Unrelated, but I wanna complain about the first boss fight with Sakon real quick; not because it's some super hard boss fight, because it wasn't. I was fucking up and dying a few times because I was tired, and a few because I got trapped in a corner and stunlocked, but my issue isn't to do with the fight. I need to vent about my copy of the game, as this entire boss fight, and seemingly ONLY this fight, made the game run a completely random chance of freezing. Maybe it's freeze when I died, maybe it wouldn't. Maybe it'd freeze when I paused the game to use an item, or maybe it'd hang on a black screen for upwards of A MINUTE, and then slog over the finish line. The fight also only being accessible after another boss fight and brief intermission mook rush before it made for a pretty dire experience where I felt like the only solution was blowing £20 of my already low funds on another copy of the game.

PTSD experience aside, though... yeah, it's unfortunately hard for me to really recommend Dawn Of Dreams. Kinda stinks to say that, especially after coming away from the rest of the series pretty damn positively. Loved Onis 1 and 3, and even enjoying most of 2 in spite its final hours falling a little limp and the gift RNG that left me struggling with a lackluster HP bar in the 11th hour compounding that fact, but my big takeaway from DOD only furthers the exact sentiment I shared with Oni2. Sometimes bigger ain't always better. There's a lot of stuff to do, with the series traditional Dark Realm serving as a quick way to just dive into the core combat on a whim, and I'm sure there's a lot of other stuff to do with the game's higher difficulties, with secret missions to find and different approaches to take... but when a game is mentally exhausting me halfway through, not because I'm binging it and burning myself out, but because the game itself isn't offering enough content to make its runtime feel worthwhile, I can only take so much. Wish I loved ya, Dawn Of Dreams, but I don't, and that sucks.

God damn, so disappointed with this one.

Such a awkward change of tone and feel from the first three which felt much more grounded. This isn't to say that 1-3 were these believable, realistic games or anything. But they felt cinematic, and benefitted from their Resident Evil roots, characters weren't super-well voice acted or anything, but the performances felt lightyears different from what we get in Dawn of Dreams.

DoD shifts into full anime-mode, with a blonde main character who does the whole cliched lazy main hero who has to be nagged into action, which i've seen like a million times before. Partnered up with this hyper cute kid who made the tengu from 3 look realistic.

I kinda hated how nothing really got set up properly story wise, we never have the moment of the hero gaining the oni-gauntlet, or the fancy orbs that get you the weapons.
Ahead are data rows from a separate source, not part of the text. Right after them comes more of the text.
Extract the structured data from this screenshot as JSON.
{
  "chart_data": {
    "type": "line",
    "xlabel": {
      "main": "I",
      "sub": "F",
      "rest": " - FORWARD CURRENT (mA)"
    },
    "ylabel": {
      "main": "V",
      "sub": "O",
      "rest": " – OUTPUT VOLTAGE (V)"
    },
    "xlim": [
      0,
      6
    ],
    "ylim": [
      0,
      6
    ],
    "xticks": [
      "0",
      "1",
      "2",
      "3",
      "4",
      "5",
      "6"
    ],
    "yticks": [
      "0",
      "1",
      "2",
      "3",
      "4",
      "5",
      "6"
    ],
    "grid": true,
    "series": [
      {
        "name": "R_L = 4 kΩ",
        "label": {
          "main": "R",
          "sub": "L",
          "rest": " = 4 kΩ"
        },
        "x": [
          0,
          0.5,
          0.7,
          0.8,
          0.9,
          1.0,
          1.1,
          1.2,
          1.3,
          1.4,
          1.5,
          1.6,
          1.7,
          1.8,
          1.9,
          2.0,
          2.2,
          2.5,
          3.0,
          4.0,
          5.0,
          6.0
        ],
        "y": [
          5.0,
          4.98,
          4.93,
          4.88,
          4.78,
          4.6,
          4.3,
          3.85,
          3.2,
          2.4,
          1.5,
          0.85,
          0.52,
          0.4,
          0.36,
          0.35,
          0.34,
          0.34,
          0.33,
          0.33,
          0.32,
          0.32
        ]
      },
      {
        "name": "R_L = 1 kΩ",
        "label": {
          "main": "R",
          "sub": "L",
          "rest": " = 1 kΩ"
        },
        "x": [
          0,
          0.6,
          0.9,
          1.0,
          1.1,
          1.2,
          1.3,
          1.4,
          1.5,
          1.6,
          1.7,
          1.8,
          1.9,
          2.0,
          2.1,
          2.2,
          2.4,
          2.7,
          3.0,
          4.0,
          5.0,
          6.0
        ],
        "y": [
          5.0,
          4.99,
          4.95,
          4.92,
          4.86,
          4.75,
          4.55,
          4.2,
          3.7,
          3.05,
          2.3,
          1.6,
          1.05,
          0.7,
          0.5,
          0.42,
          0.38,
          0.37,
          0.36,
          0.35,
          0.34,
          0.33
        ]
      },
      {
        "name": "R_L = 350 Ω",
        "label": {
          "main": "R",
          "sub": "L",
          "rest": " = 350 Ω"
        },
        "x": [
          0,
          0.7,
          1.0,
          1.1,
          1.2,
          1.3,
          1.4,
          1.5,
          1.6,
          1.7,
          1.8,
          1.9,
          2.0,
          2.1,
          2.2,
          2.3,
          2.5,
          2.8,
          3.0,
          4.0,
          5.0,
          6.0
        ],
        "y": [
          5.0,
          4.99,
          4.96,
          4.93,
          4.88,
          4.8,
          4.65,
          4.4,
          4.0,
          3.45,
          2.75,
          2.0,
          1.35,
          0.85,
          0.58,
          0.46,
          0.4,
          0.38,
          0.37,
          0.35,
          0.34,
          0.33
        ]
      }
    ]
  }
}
It's skips all this, and just has your hero wander in all pre-made, you have no opportunity to warm up to them, they're pre-baked.

The fact you pick up weapons in random boxes or just buy them, rather than having to do these interesting set pieces where getting a new weapon was this hefty, powerful moment takes lots away too.
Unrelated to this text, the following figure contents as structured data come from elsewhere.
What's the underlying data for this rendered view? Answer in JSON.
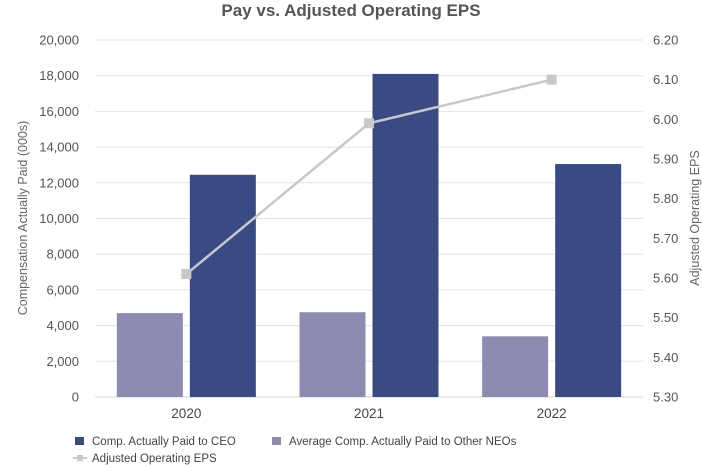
{
  "chart_data": {
    "type": "bar",
    "title": "Pay vs. Adjusted Operating EPS",
    "categories": [
      "2020",
      "2021",
      "2022"
    ],
    "ylabel": "Compensation Actually Paid (000s)",
    "y2label": "Adjusted Operating EPS",
    "ylim": [
      0,
      20000
    ],
    "y2lim": [
      5.3,
      6.2
    ],
    "yticks": [
      "0",
      "2,000",
      "4,000",
      "6,000",
      "8,000",
      "10,000",
      "12,000",
      "14,000",
      "16,000",
      "18,000",
      "20,000"
    ],
    "y2ticks": [
      "5.30",
      "5.40",
      "5.50",
      "5.60",
      "5.70",
      "5.80",
      "5.90",
      "6.00",
      "6.10",
      "6.20"
    ],
    "grid": true,
    "legend_position": "bottom",
    "series": [
      {
        "name": "Average Comp. Actually Paid to Other NEOs",
        "kind": "bar",
        "axis": "left",
        "color": "#8e8bb2",
        "values": [
          4700,
          4750,
          3400
        ]
      },
      {
        "name": "Comp. Actually Paid to CEO",
        "kind": "bar",
        "axis": "left",
        "color": "#3a4a85",
        "values": [
          12450,
          18100,
          13050
        ]
      },
      {
        "name": "Adjusted Operating EPS",
        "kind": "line",
        "axis": "right",
        "color": "#c8c8c8",
        "values": [
          5.61,
          5.99,
          6.1
        ]
      }
    ],
    "legend": [
      {
        "label": "Comp. Actually Paid to CEO",
        "color": "#3a4a85",
        "marker": "square"
      },
      {
        "label": "Average Comp. Actually Paid to Other NEOs",
        "color": "#8e8bb2",
        "marker": "square"
      },
      {
        "label": "Adjusted Operating EPS",
        "color": "#c8c8c8",
        "marker": "line-square"
      }
    ]
  }
}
The inclusion of electric guitar stuff into the soundtrack again felt tonally weird compared to the other games, which tried to be more classy.

I don't like how they split everything into levels, whereas before it was much more open and you could travel all over and return to areas for grinding etc, the story just naturally moved you from area to area, and didn't awkwardly just scream "LEVEL 2" at you.

Also the way the camera just swings around every time you progress 5 feet forward and highlights doors and direction just treats the player like an idiot. Like you can't work out where to go without being told every two seconds.

Annoyed me to no end that the buttons for examining and absorbing souls were swapped, and menu navigation buttons got all fucked up too.

Massive downgrade, what a rubbish end to this series.

A Franquia inteira é muito boa , e esse não é exceção.